Забытый на время Хвостов подтянул упряжь на оленях и разматывал веревки для увязки поклажи на легких нартах.
Остальные, разговаривая, стали подносить припасы и укладывали на санки. Сначала сложили ружья, потом патроны, мешки с харчем на каждую нарту поровну, кроме упряжки Кытманова.
– Сюда ничего не класть. Гость тяжел, как мы с Тубяку, – посмотрел он снизу на Александра Петровича. – Куда такой вымахал? Выше сопок в тундре.
– Чем выше, тем дальше вижу! – ответил Кытманов, поднимая со ступеньки коробку с дегтем.
– Чем выше, тем больше комаров сядет, – засмеялся Хвостов. – А деготь летом в тундре – дело не последнее. Дайте и нам этой слякоти. В тундре мошка бесноватей, чем в селе. А ну-ка, Тубяку, собаку намажь.
Отъезжающие не жалели мази, тщательно втирая в кожу.
– Ее духу хватает часа на четыре. Потом комар снова блаженствует, а мошка залазит в любую щель в одежде. Катюша, перевяжи мне рукава! – позвал Киприян Михайлович. – А ты, Александр Петрович, не в Енисейске. Застегнись на все пуговицы, а воротник затяни веревками. Пусть душно, но от мошки спасение.

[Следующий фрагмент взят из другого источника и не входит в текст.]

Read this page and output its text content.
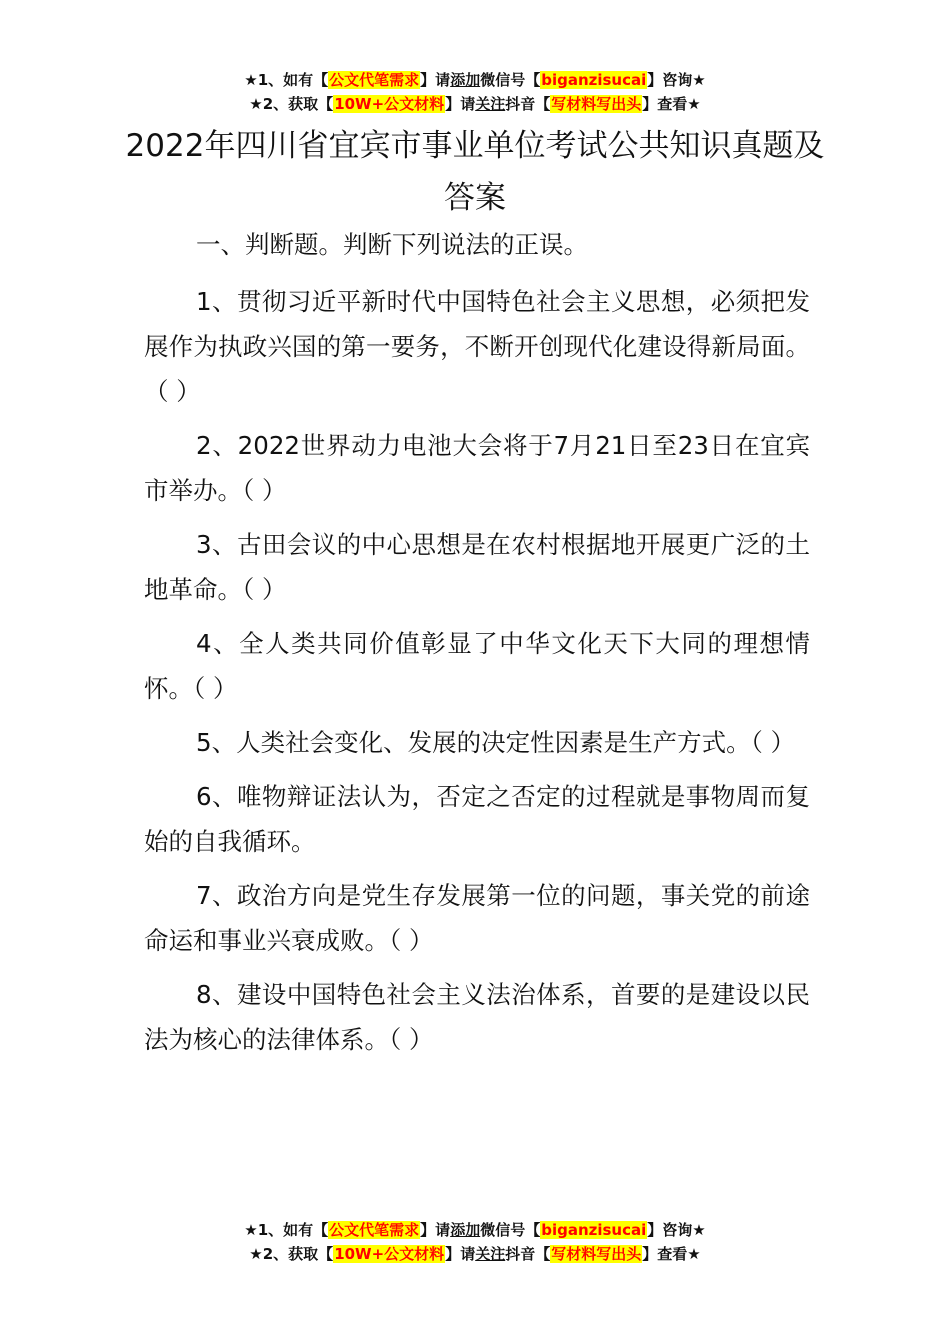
★1、如有【公文代笔需求】请添加微信号【biganzisucai】咨询★
★2、获取【10W+公文材料】请关注抖音【写材料写出头】查看★
2022年四川省宜宾市事业单位考试公共知识真题及答案

一、判断题。判断下列说法的正误。

1、贯彻习近平新时代中国特色社会主义思想，必须把发展作为执政兴国的第一要务，不断开创现代化建设得新局面。（ ）

2、2022世界动力电池大会将于7月21日至23日在宜宾市举办。（ ）

3、古田会议的中心思想是在农村根据地开展更广泛的土地革命。（ ）

4、全人类共同价值彰显了中华文化天下大同的理想情怀。（ ）

5、人类社会变化、发展的决定性因素是生产方式。（ ）

6、唯物辩证法认为，否定之否定的过程就是事物周而复始的自我循环。

7、政治方向是党生存发展第一位的问题，事关党的前途命运和事业兴衰成败。（ ）

8、建设中国特色社会主义法治体系，首要的是建设以民法为核心的法律体系。（ ）

★1、如有【公文代笔需求】请添加微信号【biganzisucai】咨询★
★2、获取【10W+公文材料】请关注抖音【写材料写出头】查看★
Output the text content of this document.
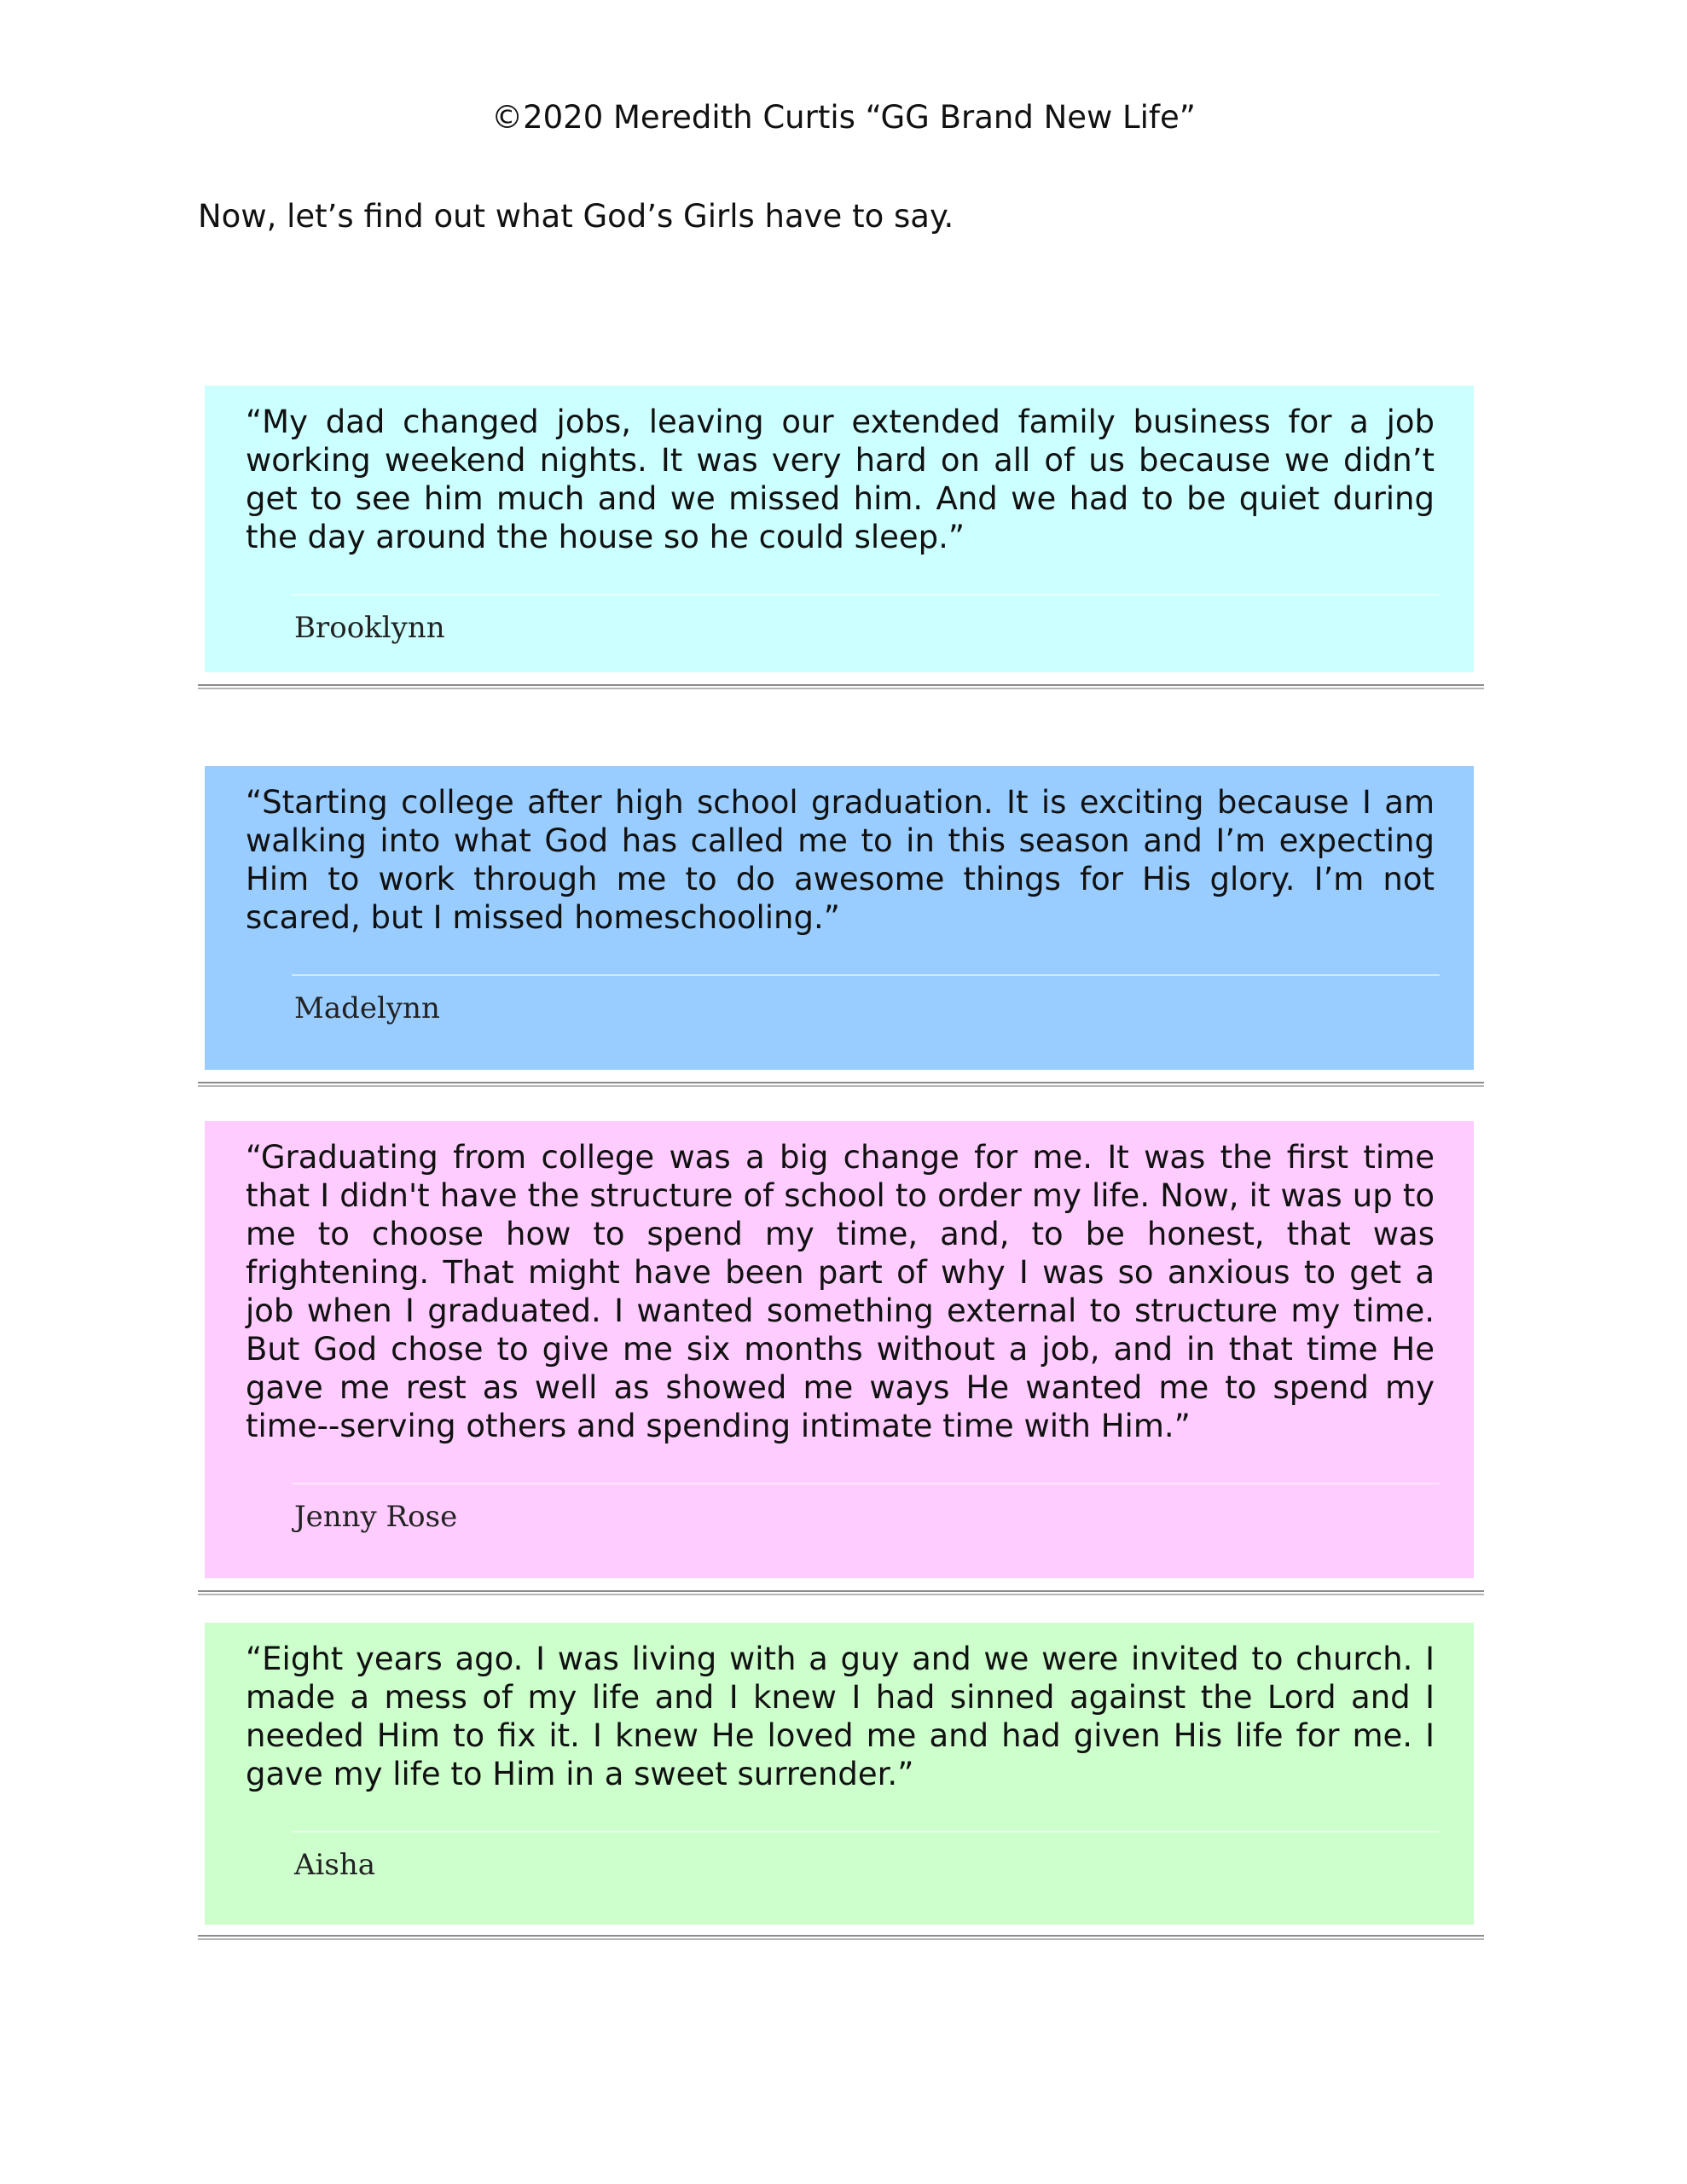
©2020 Meredith Curtis “GG Brand New Life”
Now, let’s find out what God’s Girls have to say.

“My dad changed jobs, leaving our extended family business for a job working weekend nights. It was very hard on all of us because we didn’t get to see him much and we missed him. And we had to be quiet during the day around the house so he could sleep.”

Brooklynn

“Starting college after high school graduation. It is exciting because I am walking into what God has called me to in this season and I’m expecting Him to work through me to do awesome things for His glory. I’m not scared, but I missed homeschooling.”

Madelynn

“Graduating from college was a big change for me. It was the first time that I didn't have the structure of school to order my life. Now, it was up to me to choose how to spend my time, and, to be honest, that was frightening. That might have been part of why I was so anxious to get a job when I graduated. I wanted something external to structure my time. But God chose to give me six months without a job, and in that time He gave me rest as well as showed me ways He wanted me to spend my time--serving others and spending intimate time with Him.”

Jenny Rose

“Eight years ago. I was living with a guy and we were invited to church. I made a mess of my life and I knew I had sinned against the Lord and I needed Him to fix it. I knew He loved me and had given His life for me. I gave my life to Him in a sweet surrender.”

Aisha
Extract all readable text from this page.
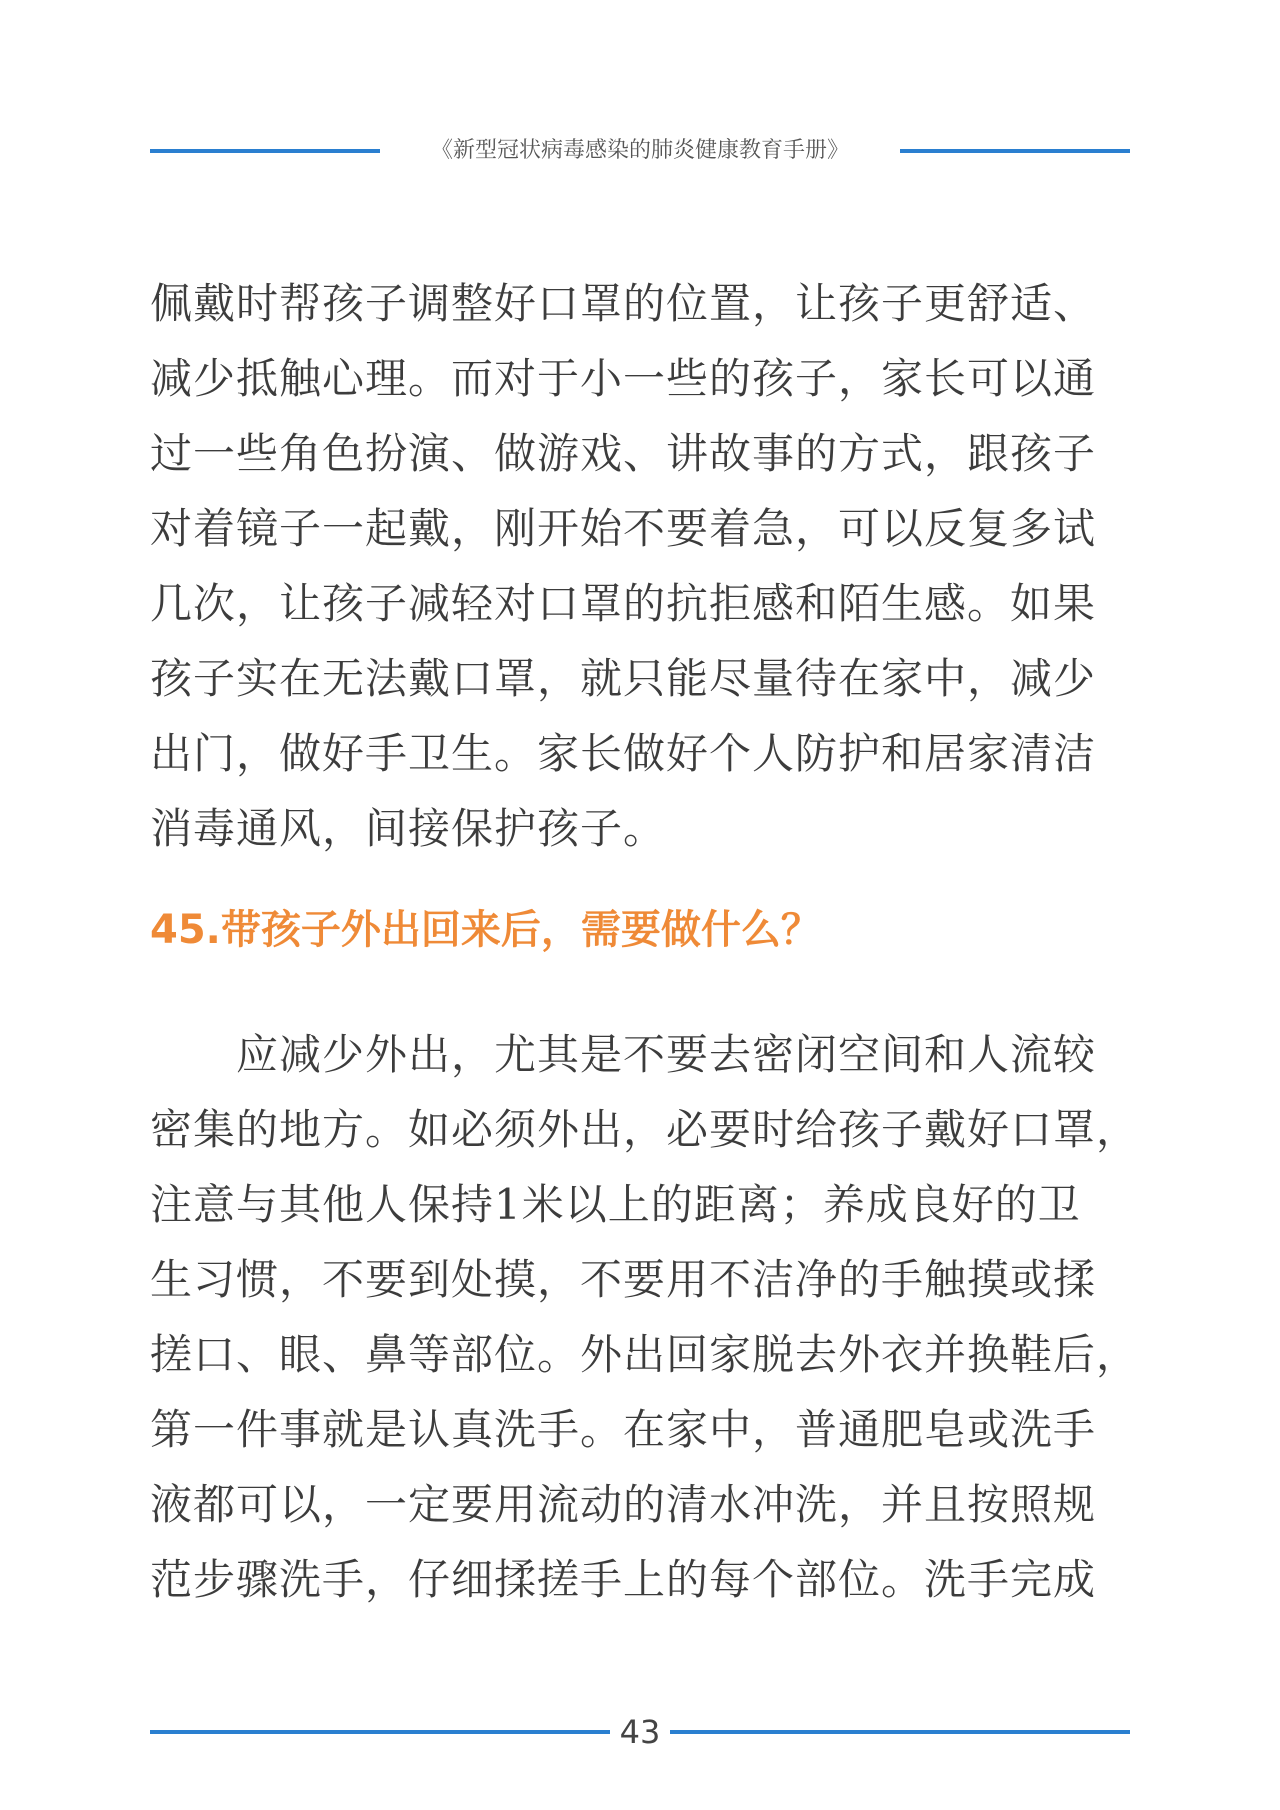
《新型冠状病毒感染的肺炎健康教育手册》
佩戴时帮孩子调整好口罩的位置，让孩子更舒适、
减少抵触心理。而对于小一些的孩子，家长可以通
过一些角色扮演、做游戏、讲故事的方式，跟孩子
对着镜子一起戴，刚开始不要着急，可以反复多试
几次，让孩子减轻对口罩的抗拒感和陌生感。如果
孩子实在无法戴口罩，就只能尽量待在家中，减少
出门，做好手卫生。家长做好个人防护和居家清洁
消毒通风，间接保护孩子。
45.带孩子外出回来后，需要做什么？
　　应减少外出，尤其是不要去密闭空间和人流较
密集的地方。如必须外出，必要时给孩子戴好口罩，
注意与其他人保持1米以上的距离；养成良好的卫
生习惯，不要到处摸，不要用不洁净的手触摸或揉
搓口、眼、鼻等部位。外出回家脱去外衣并换鞋后，
第一件事就是认真洗手。在家中，普通肥皂或洗手
液都可以，一定要用流动的清水冲洗，并且按照规
范步骤洗手，仔细揉搓手上的每个部位。洗手完成
43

Катерина вытянула книзу рукава мужниной куртки, свела вплотную манжеты, проверила, не осталось ли лазеек для мошки, и, будто невзначай, скользнула по руке Киприяна Михайловича. На миг взгляды встретились. Этого было достаточно, чтобы понять друг друга. На их лица легла грусть.
Сотников, чтобы отвлечься, обратился к Кривошапкину:
– Михаил Фомич, сходите до Бреховских островов. Посмотрите, как живут сезонники. Там и юраков[22] много. А сегодня попаритесь со Зверевым и отцом Даниилом. – Ты, Катенька, накажи Акиму, чтобы тот баньку истопил да венички березовые замочил.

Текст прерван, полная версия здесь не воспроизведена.